ECO Essential Tenets and the Authority of Scripture

The Rev. Charles L. Rassieur, Ph.D.

February 7, 2014

ECO: A Covenant Order of Evangelical Presbyterians is well on the way to being supported by many voting presbyteries as a legitimate Reformed denomination for those congregations that want to leave the PC(USA) for another Reformed denomination.

ECO, in documents posted on the Internet, clearly claims a Reformed theological orientation while insisting on the wholehearted adoption of the Book of Confessions of the PC(USA) as its confessional standard.  However, I am writing to say that all should understand that in its most basic theological tenet about the authority of scripture, ECO has abandoned the traditional Trinitarian theology of the Nicene Creed.

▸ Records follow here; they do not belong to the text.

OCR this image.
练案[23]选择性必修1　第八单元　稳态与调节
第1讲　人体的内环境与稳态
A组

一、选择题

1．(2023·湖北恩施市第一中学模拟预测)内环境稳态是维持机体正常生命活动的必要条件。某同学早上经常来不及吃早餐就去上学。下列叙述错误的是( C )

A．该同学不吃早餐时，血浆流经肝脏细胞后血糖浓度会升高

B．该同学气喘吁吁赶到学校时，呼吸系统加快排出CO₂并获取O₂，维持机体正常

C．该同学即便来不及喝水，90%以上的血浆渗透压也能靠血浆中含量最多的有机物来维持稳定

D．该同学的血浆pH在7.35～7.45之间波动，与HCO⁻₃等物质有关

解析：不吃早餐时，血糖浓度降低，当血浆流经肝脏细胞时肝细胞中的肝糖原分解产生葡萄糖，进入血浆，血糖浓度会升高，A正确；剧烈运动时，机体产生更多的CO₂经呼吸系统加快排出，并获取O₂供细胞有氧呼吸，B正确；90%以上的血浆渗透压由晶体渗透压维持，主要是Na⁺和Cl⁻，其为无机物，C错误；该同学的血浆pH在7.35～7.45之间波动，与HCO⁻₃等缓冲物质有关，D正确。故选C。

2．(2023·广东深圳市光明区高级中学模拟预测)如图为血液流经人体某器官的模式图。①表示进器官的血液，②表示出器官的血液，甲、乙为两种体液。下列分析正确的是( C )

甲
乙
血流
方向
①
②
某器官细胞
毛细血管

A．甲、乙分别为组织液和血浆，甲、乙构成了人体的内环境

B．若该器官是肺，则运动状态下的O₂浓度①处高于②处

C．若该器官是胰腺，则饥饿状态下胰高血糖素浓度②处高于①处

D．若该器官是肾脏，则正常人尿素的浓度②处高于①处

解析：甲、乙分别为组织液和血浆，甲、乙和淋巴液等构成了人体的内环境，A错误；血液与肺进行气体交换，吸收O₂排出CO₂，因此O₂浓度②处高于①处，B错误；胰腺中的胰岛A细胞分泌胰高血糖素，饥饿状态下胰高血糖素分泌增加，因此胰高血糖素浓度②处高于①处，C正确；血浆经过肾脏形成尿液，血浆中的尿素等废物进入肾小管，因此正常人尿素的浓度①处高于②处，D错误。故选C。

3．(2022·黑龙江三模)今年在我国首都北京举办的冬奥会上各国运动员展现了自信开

The following two sentences are quoted from the section in the ECO Essential Tenets on Scripture.  Of course I cannot here quote the entire section, but these are the two key sentences in the section affirming the authority of Scripture according to the ECO understanding.  I urge you to read the entire section so that you see the context for these two definitive sentences.

“We affirm that the same Holy Spirit who overshadowed the virgin Mary also inspired the writing and preservation of the Scriptures.”

“The revelation of the incarnate Word does not minimize, qualify, or set aside the authority of the written Word.” 

Though not using the word “proceeding,” the ECO Essential Tenets profess a new Trinity.  In the ECO Trinity, it is the Father, the Spirit and the Word, the Word proceeding from the Spirit and being manifest in two co-authoritative forms, the Incarnate Word and the Written Word.  I will not elaborate here on the radical implications of this formulation, but it is the theological bedrock for the ECO Essential Tenets while abandoning the traditionally authoritative Nicene Trinitarian heritage of the Christian Church and the Reformed tradition.  Likewise, this ECO reformulation of the Trinity is the basic theological premise upon which the arguments from Scripture are constructed for separation from the PC(USA).  I personally cannot imagine that ECO would ever consider deleting or amending the sentences in the Essential Tenets regarding the co-authority of the Incarnate and the Written Word, which has the final effect of radically elevating the authority of Scripture and radically diminishing the authority of Jesus Christ.

I invite any academic theologian on the faculty of any of our Presbyterian seminaries to dispute my description of the ECO Trinity, which in the least does not reflect historic Christian orthodoxy.  I am saying this despite the efforts of ECO to describe and claim in the Essential Tenets a traditional Reformed theological basis.

Churches will continue to be dismissed from the PC(USA) to ECO.  But, my aim and hope are that fewer Presbyterians will be deceived into thinking that ECO is a thoroughly Reformed body while its Essential Tenets rest upon a blatantly unorthodox view of Scriptural authority.

My hope is that there will be a wider discussion of the ECO Essential Tenets.